As would be expected, the humor is early 1970s topical; jokes about feminism, ethnic differences, the battle of the sexes, and the generation gap are the lifeblood of the series, but all presented so good-naturedly that it is hard to imagine anyone getting offended, then or now. Artwise, the backgrounds are presented simply and without a definitive style; the characters are better animated than you’d think although as the show went along, it appears other animators (from other countries, based on the credits) were brought in and Harry and company sometimes seem a bit off guide and the quality of the animation fluctuates, particularly in season 2 – one can imagine that Hanna-Barbera was trying to get enough episodes in the can to ensure a healthy run in syndication. Not sure if 48 episodes achieved the goal, or perhaps it’s just that the show seemed dated, but it has rarely appeared on TV since it ran its course in 1974.
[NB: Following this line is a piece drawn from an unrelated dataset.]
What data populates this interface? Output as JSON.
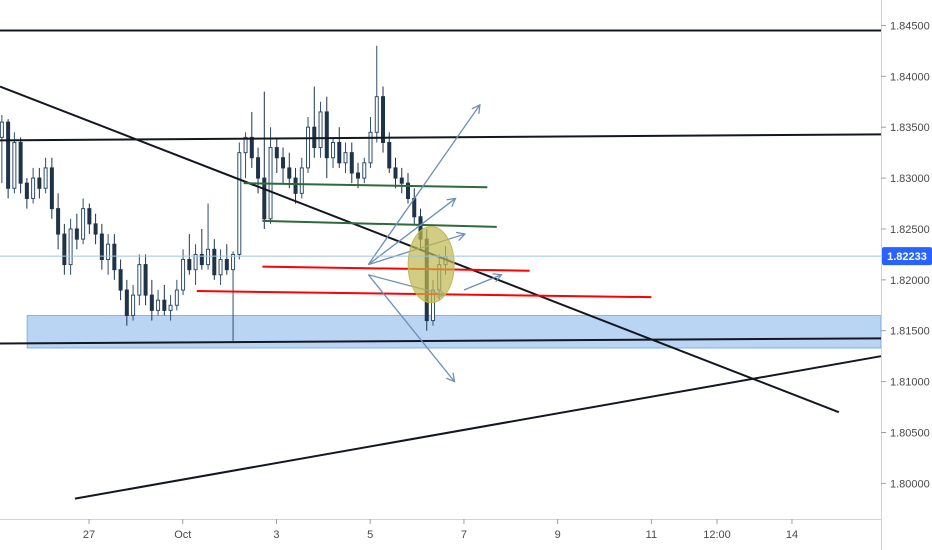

All 48 episodes are presented, complete and uncut of course, across six discs, and the box boasts of two featurettes as bonus material but I couldn’t find ‘em and Internet research suggests they were omitted at the last minute. That aside, it’s another TV obscurity from the folks at Warner Archive and rewatching it, perhaps on a night with The Bob Newhart Show and Mary Tyler Moore reruns, can give off a groovy 1970s vibe.

“I’m the first guy on my block to sire a non-stop eater and a non-start worker!”